Since none of his "comforting" phrases were managing to calm Ashton down, Bowman just took a pill from his labcoat and jammed it down his colleage's screaming throat. This had the immediate effect of making Ashton feel very relaxed (and the future effect of giving him really bad DTs).

"There now! Now you tell old Uncle Bowman what's wrong!"

"Well," sobbed Ashton, "Everyone was sayin' mean stuff that I'm gay an' all... So I tried ta' prove I wasn't by goin' to a bar... But I messed up an' it was really a gay bar... An' I think the owner was that guy from the Kids in the Hall, but..."

"I knew this day would come!" Bowman interrupted energetically. "You see, Ashton," he continued, wrapping his arm around Ashton's shoulders and pulling him (and the dragons) into a near-fatal headlock, "I've been worried about your lack of interest in shamefully ogling women and making sexist remarks! However, it's good to know that you want to prove that you are, indeed, heterosexual! Do not worry, though! I know EXACTLY the place you should go to!"

"Y-you'd really help me?" Ashton asked, eyes all big and watery.

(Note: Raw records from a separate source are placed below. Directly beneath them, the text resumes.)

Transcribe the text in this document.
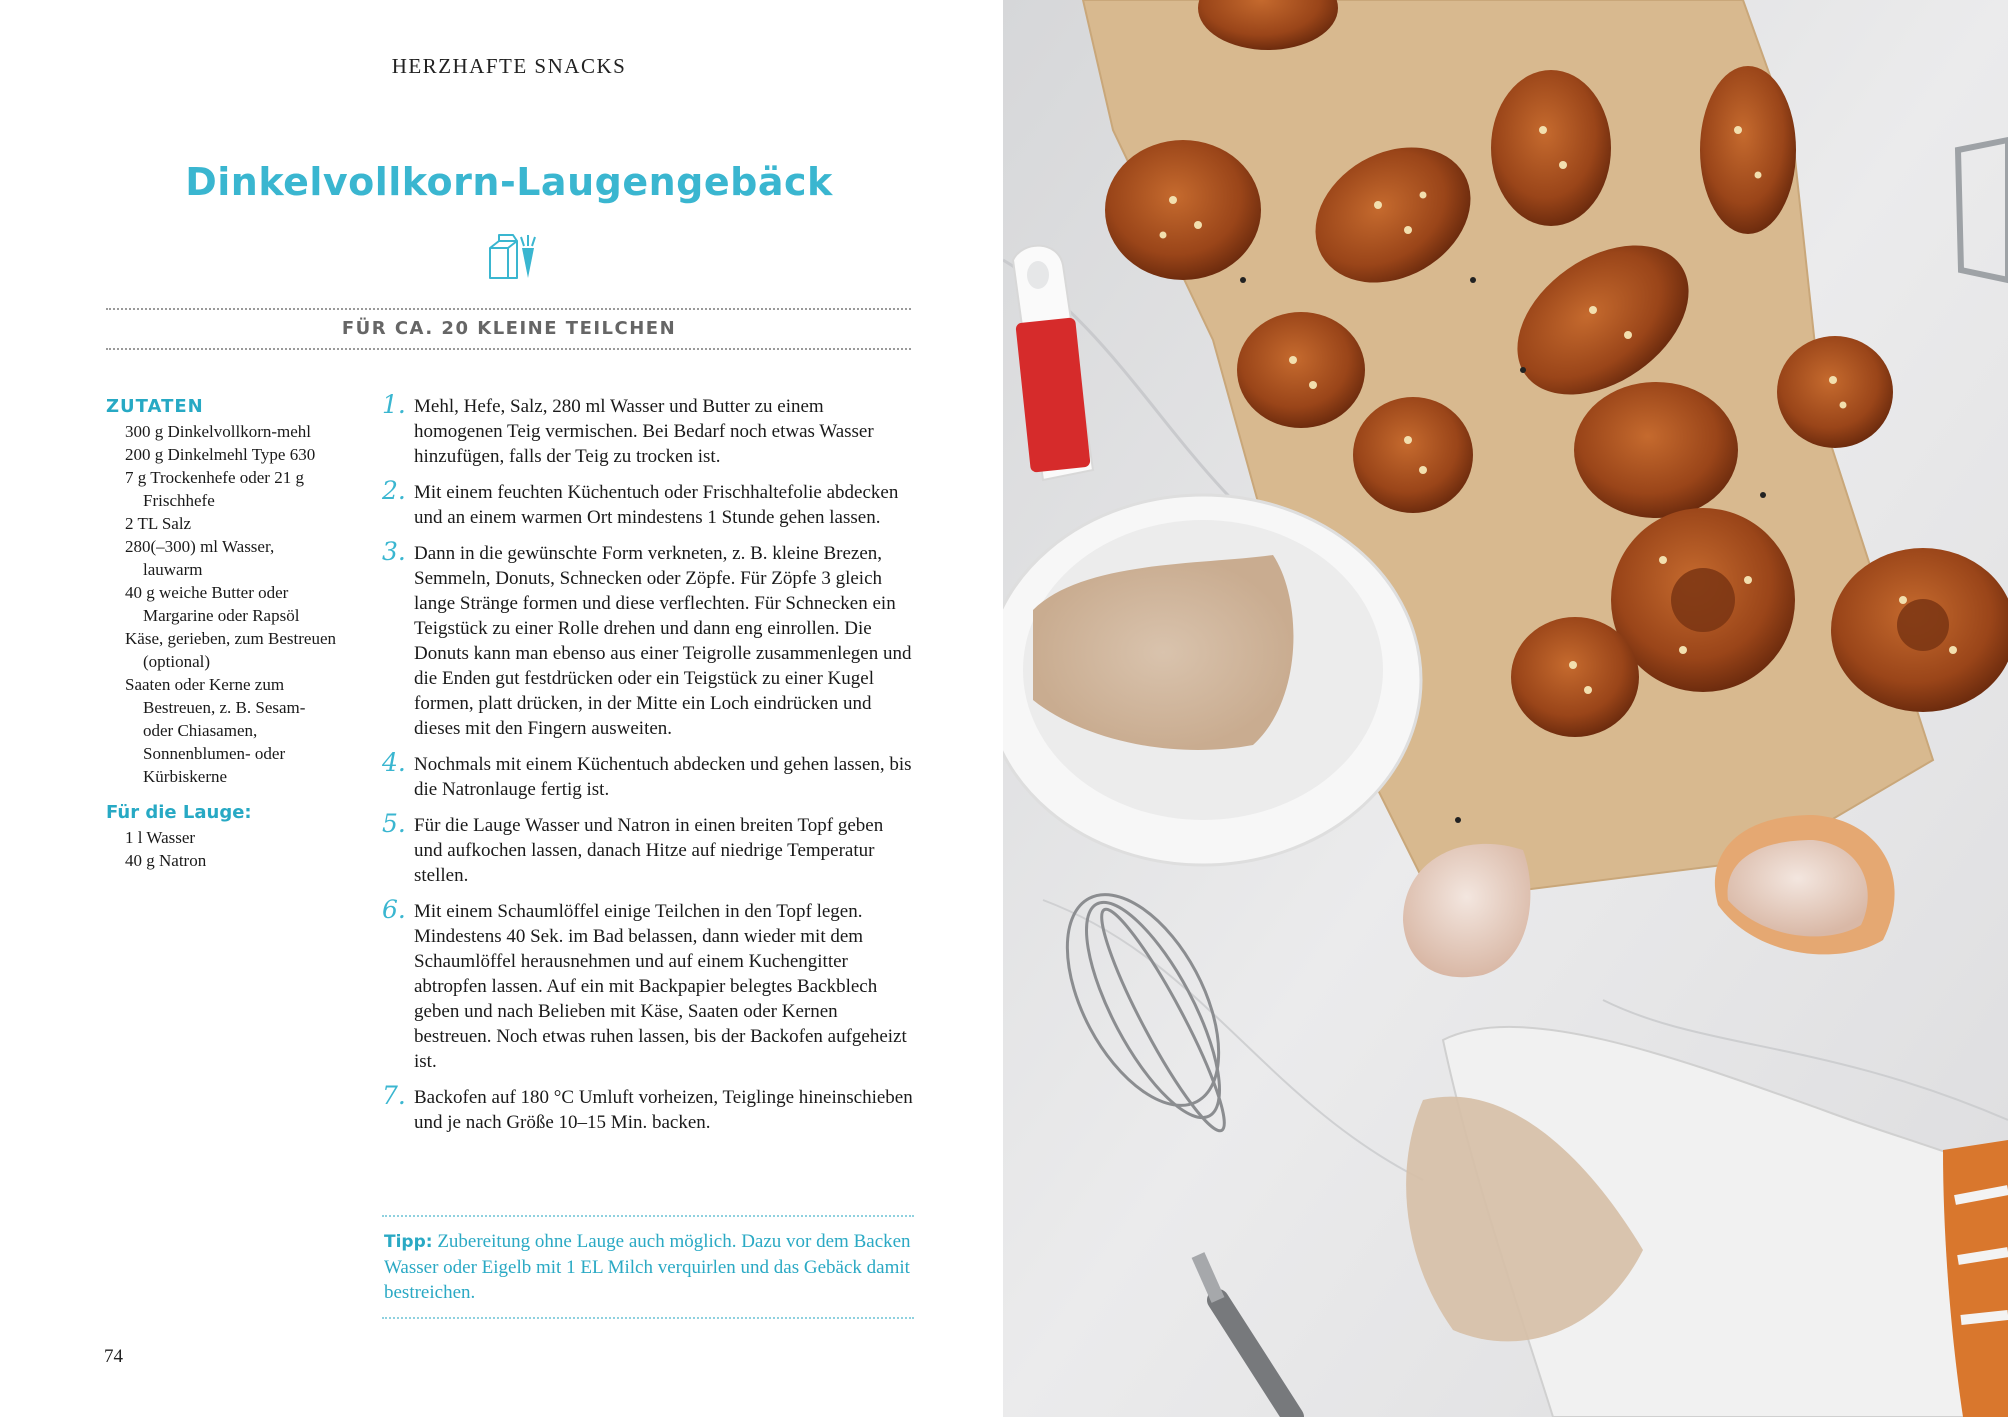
HERZHAFTE SNACKS
Dinkelvollkorn-Laugengebäck
FÜR CA. 20 KLEINE TEILCHEN
ZUTATEN
300 g Dinkelvollkorn-mehl
200 g Dinkelmehl Type 630
7 g Trockenhefe oder 21 g Frischhefe
2 TL Salz
280(–300) ml Wasser, lauwarm
40 g weiche Butter oder Margarine oder Rapsöl
Käse, gerieben, zum Bestreuen (optional)
Saaten oder Kerne zum Bestreuen, z. B. Sesam- oder Chiasamen, Sonnenblumen- oder Kürbiskerne
Für die Lauge:
1 l Wasser
40 g Natron
1. Mehl, Hefe, Salz, 280 ml Wasser und Butter zu einem homogenen Teig vermischen. Bei Bedarf noch etwas Wasser hinzufügen, falls der Teig zu trocken ist.
2. Mit einem feuchten Küchentuch oder Frischhaltefolie abdecken und an einem warmen Ort mindestens 1 Stunde gehen lassen.
3. Dann in die gewünschte Form verkneten, z. B. kleine Brezen, Semmeln, Donuts, Schnecken oder Zöpfe. Für Zöpfe 3 gleich lange Stränge formen und diese verflechten. Für Schnecken ein Teigstück zu einer Rolle drehen und dann eng einrollen. Die Donuts kann man ebenso aus einer Teigrolle zusammenlegen und die Enden gut festdrücken oder ein Teigstück zu einer Kugel formen, platt drücken, in der Mitte ein Loch eindrücken und dieses mit den Fingern ausweiten.
4. Nochmals mit einem Küchentuch abdecken und gehen lassen, bis die Natronlauge fertig ist.
5. Für die Lauge Wasser und Natron in einen breiten Topf geben und aufkochen lassen, danach Hitze auf niedrige Temperatur stellen.
6. Mit einem Schaumlöffel einige Teilchen in den Topf legen. Mindestens 40 Sek. im Bad belassen, dann wieder mit dem Schaumlöffel herausnehmen und auf einem Kuchengitter abtropfen lassen. Auf ein mit Backpapier belegtes Backblech geben und nach Belieben mit Käse, Saaten oder Kernen bestreuen. Noch etwas ruhen lassen, bis der Backofen aufgeheizt ist.
7. Backofen auf 180 °C Umluft vorheizen, Teiglinge hineinschieben und je nach Größe 10–15 Min. backen.
Tipp: Zubereitung ohne Lauge auch möglich. Dazu vor dem Backen Wasser oder Eigelb mit 1 EL Milch verquirlen und das Gebäck damit bestreichen.
74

"Yes, but I won't if you keep looking at me that way..."

"Sorry," Ashton mumbled.

And so, good ol' Bowman took young Ashton by the collar and dragged him into another bar... this one was very dark and only had a few neon lights. On the GOOD side, there were a lot of women at this bar... on the BAD side, a lot of the women weren't wearing very much... in fact, most of them were taking off all their clothes. A few in particular kept approaching Ashton until he ran out of the strip-bar crying and covering his eyes while bellowing "WHY DOES IT BURN?"

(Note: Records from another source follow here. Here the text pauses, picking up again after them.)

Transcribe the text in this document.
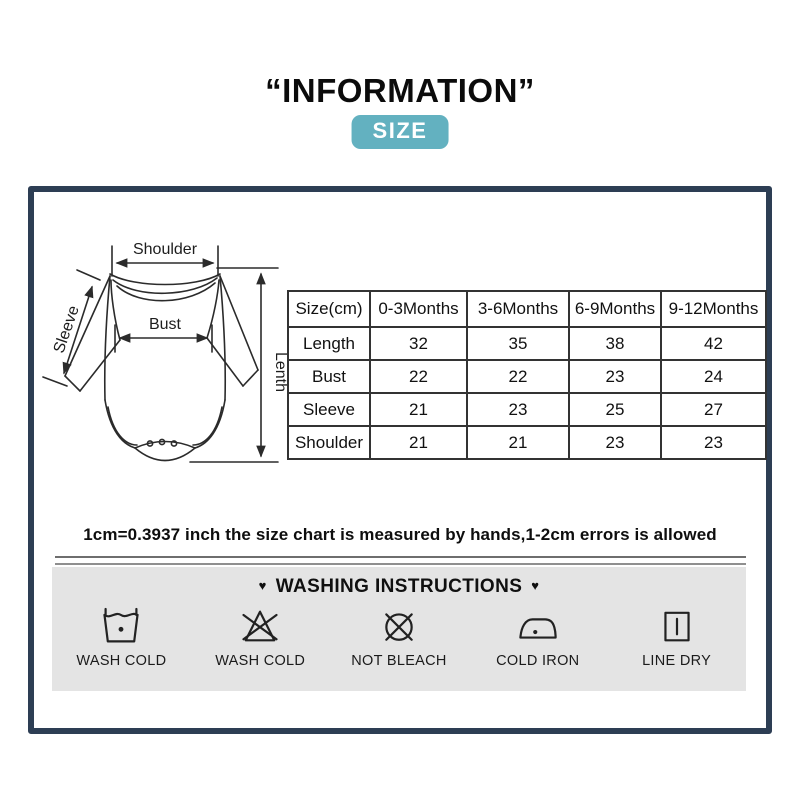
“INFORMATION”
SIZE
Shoulder
Bust
Sleeve
Lenth
Size(cm)	0-3Months	3-6Months	6-9Months	9-12Months
Length	32	35	38	42
Bust	22	22	23	24
Sleeve	21	23	25	27
Shoulder	21	21	23	23
1cm=0.3937 inch the size chart is measured by hands,1-2cm errors is allowed
♥ WASHING INSTRUCTIONS ♥
WASH COLD	WASH COLD	NOT BLEACH	COLD IRON	LINE DRY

"...faggot..." breathed Bowman under his breath.


	3. Love Hurts

Upset and downtrodden from the day's unsuccessful events, Ashton trudged to the local inn to take a rest and, hopefully, feel better afterwards. Just as Gyoro was about to throw in another mean-spirited jest at Ashton's expense, a young, hyperactive female voice was heard calling our protagonist's name.

"Ashton! Hey Ash!"

A broad smile came to Ashton's face as he turned around to find the owner of the voice. Running towards him (bathed in a glorious ray of dramatic sunlight) was Precis Newman. His beloved. The one person in the Universe who he could tell all his problems to and be sure she would understand.

Gyoro grunted in frustration as the hyper 16-year-old bounded toward them, dirty blonde hair flowing behind her. It was bad enough his host had to be in love with such a hyper girl, but did she also have to be four years younger than he was? It was disgusting! Sure, the two of them never did anything "illegal" and had decided not to do anything of that sort until after being married, but still, it was shameful! ... Plus Gyoro just liked finding fault with others.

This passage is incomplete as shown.